(Click to enlarge.)
"Supreme Court Forbids, 5-4, Execution in Juvenile Crime"
- Justice Anthony Kennedy (author of majority opinion):
"It is fair to say that the United States now stands alone in a world that has turned its face against the juvenile death penalty."- Justice Antonin Scalia (dissenting opinion):
"I do not believe that the meaning of our Eighth Amendment, any more than the meaning of other provisions of our Constitution, should be determined by the subjective views of five members of this court and like-minded foreigners."- Justice Sandra Day O'Connor (dissenting opinion):
"This nation's evolving understanding of human dignity certainly is neither wholly isolated from, nor inherently at odds with, the values prevailing in other countries."

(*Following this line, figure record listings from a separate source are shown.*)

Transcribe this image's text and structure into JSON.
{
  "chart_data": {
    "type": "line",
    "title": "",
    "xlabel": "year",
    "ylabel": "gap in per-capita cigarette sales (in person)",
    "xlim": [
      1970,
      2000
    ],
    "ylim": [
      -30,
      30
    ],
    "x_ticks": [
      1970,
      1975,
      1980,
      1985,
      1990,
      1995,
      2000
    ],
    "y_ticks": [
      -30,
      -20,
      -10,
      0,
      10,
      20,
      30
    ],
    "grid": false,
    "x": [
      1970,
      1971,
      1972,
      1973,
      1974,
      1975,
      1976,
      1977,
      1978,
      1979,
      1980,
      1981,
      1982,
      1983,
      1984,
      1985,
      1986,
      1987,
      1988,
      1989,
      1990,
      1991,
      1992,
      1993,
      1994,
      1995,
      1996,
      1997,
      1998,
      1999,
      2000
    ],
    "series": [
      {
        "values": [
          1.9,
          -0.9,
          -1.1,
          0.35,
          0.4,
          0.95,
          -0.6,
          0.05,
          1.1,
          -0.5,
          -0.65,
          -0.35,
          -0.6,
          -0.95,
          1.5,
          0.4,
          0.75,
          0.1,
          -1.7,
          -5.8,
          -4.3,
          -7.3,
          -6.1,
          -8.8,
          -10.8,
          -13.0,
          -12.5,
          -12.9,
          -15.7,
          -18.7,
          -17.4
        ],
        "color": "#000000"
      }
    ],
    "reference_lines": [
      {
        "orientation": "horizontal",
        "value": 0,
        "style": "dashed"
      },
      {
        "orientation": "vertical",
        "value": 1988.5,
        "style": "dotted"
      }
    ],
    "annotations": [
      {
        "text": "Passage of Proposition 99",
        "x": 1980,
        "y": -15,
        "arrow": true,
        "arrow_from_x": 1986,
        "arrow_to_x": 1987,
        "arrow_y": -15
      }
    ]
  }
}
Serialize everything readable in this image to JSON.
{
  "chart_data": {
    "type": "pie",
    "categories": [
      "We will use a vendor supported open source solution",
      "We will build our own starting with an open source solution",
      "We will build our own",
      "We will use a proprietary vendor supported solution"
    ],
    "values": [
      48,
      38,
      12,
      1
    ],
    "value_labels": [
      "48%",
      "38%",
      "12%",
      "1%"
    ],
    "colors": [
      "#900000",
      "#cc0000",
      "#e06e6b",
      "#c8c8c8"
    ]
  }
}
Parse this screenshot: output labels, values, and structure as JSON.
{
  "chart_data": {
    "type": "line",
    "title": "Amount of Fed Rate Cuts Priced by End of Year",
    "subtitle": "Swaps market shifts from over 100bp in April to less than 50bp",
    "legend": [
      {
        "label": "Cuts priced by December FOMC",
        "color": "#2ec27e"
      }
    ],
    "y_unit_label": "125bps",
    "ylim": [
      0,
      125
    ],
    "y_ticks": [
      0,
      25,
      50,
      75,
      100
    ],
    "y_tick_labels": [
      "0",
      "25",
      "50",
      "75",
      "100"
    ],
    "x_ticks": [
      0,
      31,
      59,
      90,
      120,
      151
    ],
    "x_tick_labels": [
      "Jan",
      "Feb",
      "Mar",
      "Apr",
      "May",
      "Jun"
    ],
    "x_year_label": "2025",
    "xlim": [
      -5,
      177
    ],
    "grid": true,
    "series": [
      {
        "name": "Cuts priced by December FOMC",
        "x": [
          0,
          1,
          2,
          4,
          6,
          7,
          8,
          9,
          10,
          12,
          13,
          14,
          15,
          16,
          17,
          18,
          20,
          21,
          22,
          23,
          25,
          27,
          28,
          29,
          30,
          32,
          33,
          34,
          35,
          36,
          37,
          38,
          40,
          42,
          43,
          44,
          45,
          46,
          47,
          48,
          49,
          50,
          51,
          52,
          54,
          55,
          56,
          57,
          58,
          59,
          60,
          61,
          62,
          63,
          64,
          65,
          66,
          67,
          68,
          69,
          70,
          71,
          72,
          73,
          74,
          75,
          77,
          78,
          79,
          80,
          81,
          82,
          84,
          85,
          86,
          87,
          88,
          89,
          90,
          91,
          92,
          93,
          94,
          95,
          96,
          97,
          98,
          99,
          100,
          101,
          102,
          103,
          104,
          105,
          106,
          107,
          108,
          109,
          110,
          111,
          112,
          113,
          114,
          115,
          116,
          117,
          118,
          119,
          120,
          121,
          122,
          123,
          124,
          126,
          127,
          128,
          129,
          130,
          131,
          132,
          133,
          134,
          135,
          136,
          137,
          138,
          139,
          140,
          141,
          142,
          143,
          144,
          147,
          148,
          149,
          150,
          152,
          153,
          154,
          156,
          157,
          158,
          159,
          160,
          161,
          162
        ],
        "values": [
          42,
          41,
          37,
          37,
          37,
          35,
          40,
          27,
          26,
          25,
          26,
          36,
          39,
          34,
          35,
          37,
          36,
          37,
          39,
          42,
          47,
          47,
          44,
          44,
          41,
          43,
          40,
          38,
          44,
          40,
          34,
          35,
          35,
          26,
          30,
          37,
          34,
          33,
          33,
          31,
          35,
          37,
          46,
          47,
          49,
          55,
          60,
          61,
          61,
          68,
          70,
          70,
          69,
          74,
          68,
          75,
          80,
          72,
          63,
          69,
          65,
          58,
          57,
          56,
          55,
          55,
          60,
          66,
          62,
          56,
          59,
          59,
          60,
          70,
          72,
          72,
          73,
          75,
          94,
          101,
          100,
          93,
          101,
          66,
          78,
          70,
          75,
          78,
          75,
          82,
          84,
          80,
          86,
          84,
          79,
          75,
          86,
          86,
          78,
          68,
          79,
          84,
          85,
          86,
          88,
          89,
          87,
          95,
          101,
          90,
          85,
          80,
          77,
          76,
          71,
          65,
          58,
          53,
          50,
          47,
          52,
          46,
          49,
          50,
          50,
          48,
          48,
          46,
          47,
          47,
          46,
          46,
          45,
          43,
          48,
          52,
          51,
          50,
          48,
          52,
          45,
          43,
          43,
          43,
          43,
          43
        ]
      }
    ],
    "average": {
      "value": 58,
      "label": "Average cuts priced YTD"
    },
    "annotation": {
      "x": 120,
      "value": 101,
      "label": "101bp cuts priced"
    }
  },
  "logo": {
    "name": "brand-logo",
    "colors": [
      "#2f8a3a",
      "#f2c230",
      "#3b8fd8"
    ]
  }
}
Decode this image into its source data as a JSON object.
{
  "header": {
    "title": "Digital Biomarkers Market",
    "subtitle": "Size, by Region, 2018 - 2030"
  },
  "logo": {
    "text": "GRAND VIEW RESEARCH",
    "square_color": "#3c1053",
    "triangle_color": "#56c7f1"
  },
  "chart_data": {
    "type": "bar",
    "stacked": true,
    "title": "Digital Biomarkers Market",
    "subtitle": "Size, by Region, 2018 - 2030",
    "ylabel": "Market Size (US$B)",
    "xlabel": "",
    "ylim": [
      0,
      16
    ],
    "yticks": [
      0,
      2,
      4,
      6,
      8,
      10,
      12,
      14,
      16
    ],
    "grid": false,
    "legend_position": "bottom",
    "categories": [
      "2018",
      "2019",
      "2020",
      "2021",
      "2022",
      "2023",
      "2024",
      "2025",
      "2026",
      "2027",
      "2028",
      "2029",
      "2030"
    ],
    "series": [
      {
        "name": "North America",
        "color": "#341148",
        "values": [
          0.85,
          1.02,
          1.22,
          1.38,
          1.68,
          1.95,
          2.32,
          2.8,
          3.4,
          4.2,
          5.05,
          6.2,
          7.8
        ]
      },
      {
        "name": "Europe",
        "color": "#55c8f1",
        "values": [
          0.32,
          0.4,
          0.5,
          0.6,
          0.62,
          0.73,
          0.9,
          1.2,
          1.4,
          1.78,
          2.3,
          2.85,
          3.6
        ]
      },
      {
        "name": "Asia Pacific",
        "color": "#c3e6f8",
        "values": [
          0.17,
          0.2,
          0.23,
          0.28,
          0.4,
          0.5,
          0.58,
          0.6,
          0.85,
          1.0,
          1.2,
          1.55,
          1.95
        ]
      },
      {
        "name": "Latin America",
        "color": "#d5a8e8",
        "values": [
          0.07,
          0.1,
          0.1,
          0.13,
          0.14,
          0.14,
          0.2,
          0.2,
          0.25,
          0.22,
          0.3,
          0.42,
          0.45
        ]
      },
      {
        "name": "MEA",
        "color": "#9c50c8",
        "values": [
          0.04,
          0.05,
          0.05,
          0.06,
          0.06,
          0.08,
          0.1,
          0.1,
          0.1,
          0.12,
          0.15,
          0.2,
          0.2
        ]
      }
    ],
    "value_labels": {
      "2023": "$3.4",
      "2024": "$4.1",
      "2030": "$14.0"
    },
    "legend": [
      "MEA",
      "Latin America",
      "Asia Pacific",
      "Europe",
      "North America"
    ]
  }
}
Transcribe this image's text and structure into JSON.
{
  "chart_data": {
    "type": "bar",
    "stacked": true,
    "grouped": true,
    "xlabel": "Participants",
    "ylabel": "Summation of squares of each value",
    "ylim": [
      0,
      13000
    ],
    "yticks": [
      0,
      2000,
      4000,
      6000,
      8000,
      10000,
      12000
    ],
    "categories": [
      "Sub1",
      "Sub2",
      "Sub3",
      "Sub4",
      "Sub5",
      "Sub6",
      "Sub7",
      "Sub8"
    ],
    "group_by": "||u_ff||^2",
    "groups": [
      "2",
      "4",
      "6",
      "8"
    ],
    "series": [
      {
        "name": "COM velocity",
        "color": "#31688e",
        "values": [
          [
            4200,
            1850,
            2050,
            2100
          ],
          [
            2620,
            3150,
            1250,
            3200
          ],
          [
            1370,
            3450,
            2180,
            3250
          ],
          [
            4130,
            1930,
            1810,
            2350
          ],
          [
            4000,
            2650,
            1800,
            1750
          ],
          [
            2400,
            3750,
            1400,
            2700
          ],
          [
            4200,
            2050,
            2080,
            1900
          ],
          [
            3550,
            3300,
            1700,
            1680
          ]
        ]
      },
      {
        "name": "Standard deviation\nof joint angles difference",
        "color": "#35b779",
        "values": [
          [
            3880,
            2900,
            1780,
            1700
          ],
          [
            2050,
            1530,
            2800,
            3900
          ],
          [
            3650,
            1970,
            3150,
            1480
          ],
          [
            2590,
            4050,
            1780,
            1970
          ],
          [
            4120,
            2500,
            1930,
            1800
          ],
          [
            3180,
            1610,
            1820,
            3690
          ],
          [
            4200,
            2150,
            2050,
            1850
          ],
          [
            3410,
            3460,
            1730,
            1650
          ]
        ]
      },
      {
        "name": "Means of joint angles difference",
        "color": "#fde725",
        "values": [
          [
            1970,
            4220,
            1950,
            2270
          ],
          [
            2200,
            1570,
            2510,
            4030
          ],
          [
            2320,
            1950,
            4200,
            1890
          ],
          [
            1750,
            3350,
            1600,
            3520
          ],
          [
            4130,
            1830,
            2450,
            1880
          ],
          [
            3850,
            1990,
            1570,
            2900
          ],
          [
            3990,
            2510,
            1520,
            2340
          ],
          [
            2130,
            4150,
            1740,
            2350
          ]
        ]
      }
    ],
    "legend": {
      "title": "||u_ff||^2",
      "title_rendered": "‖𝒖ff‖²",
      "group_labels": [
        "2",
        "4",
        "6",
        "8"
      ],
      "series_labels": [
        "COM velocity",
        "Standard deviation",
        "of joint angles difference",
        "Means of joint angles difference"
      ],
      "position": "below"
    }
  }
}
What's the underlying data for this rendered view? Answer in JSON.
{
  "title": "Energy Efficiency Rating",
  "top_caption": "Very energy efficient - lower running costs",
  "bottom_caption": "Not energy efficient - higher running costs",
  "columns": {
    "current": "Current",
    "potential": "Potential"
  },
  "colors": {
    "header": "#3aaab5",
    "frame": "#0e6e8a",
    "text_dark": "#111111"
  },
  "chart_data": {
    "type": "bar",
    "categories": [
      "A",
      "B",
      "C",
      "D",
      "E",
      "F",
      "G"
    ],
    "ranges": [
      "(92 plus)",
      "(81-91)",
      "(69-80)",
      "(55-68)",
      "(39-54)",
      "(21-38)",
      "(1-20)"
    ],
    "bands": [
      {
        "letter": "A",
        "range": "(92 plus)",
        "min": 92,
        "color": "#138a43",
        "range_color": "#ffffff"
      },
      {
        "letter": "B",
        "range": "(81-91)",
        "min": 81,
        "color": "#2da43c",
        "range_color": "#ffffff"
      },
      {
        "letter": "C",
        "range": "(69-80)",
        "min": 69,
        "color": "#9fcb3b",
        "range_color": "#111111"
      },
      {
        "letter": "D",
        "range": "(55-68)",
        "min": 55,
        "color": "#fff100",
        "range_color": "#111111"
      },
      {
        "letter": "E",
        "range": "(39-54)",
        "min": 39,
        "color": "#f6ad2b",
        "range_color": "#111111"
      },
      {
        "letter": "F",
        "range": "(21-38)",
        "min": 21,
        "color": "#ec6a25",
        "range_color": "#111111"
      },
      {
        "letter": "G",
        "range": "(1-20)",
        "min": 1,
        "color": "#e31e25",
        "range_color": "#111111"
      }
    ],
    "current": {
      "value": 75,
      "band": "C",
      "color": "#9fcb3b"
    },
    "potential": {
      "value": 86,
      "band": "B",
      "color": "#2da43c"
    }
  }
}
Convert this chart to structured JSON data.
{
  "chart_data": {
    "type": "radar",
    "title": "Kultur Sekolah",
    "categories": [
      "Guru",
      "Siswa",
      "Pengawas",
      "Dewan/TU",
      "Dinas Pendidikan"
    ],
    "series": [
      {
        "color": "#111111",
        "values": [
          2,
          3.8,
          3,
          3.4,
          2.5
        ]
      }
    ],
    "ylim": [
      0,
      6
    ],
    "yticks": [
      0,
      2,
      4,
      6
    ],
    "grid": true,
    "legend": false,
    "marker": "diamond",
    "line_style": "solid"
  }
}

Apparently the wiser heads on the bench took their cues from "evolving standards" and the prevailing international sentiment. Terrible controversy? No, not in this case, because I'm more comfortable with the U.S. being in line with "the rest of the world" as opposed to "Iran, China, & Co."
2 comments:
Jay,
Where do you think these "evolving standards" will lead us in the future? It was only a few years ago that the Supreme Court passed a similar ban for mentally retarded people. Were these two decisions just a culmination of the obvious (don't put to death people who don't know what they're doing), or do you think they are part of a larger and continuing trend?
I'm inclined to agree with the Washington Post's reaction to this Supreme Court decision. They couldn't bring themselves to admit they were wrong before, so instead of just acknowledging that they were making the obvious decision, they threw in the part about international standards.
All in all though, I don't see foreign pressure as having a great effect on American jurisprudence. The exception is, hopefully, in cases like this where I don't mind them using "international opinion" as an excuse to do what's obviously right.